Optimal Initialization of Batch Bayesian Optimization
Jiuge Ren, David Sweet
TL;DR
This work tackles the efficiency of batch Bayesian optimization in low-budget settings by introducing Minimal Terminal Variance (MTV), an acquisition function that optimizes an initial batch and all subsequent batches. MTV embodies an I-Optimality concept weighted by the probability that a point is optimal, $p_*(x)$, and evaluates the objective via a Monte Carlo approximation of the terminal GP variance $ abla \,\sigma^2(x|x_a)$ with respect to batch arms $x_a$, using fantasized GPs for fast computations. The method relies on three pillars: sampling from $p_*(x)$ with a problem-specific MCMC, minimizing the integral approximation of MTV, and careful initialization of the acquisition function optimizer. Empirical results on standard test functions and reinforcement learning simulators show that MTV outperforms common initialization and batch-design baselines across dimensions and problem types, and it remains compatible with ensemble approaches, offering a practical pathway to more informative experiments in both field and simulation contexts.
Abstract
Field experiments and computer simulations are effective but time-consuming methods of measuring the quality of engineered systems at different settings. To reduce the total time required, experimenters may employ Bayesian optimization, which is parsimonious with measurements, and take measurements of multiple settings simultaneously, in a batch. In practice, experimenters use very few batches, thus, it is imperative that each batch be as informative as possible.

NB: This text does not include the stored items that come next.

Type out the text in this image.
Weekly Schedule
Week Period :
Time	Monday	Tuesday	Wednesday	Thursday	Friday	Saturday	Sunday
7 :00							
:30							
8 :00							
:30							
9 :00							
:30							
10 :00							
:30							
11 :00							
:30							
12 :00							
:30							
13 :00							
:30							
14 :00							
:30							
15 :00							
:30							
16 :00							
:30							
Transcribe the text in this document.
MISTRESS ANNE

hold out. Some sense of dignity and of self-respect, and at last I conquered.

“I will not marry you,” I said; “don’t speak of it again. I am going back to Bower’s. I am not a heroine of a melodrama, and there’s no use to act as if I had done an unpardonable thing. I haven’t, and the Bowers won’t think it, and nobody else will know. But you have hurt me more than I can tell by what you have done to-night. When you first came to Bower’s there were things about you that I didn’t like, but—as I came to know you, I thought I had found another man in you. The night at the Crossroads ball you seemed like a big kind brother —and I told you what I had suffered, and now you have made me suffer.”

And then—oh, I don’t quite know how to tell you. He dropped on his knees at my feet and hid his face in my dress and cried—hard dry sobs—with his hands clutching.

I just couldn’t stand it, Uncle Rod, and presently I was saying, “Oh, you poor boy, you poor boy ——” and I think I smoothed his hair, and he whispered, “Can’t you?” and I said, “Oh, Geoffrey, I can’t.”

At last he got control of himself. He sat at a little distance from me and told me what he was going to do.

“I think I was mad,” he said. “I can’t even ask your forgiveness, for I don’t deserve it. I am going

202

Typically, the initial batch in a Batch Bayesian Optimization (BBO) is constructed from a quasi-random sample of settings values. We propose a batch-design acquisition function, Minimal Terminal Variance (MTV), that designs a batch by optimization rather than random sampling. MTV adapts a design criterion function from Design of Experiments, called I-Optimality, which minimizes the variance of the post-evaluation estimates of quality, integrated over the entire space of settings. MTV weights the integral by the probability that a setting is optimal, making it able to design not only an initial batch but all subsequent batches, as well. Applicability to both initialization and subsequent batches is novel among acquisition functions. Numerical experiments on test functions and simulators show that MTV compares favorably to other BBO methods.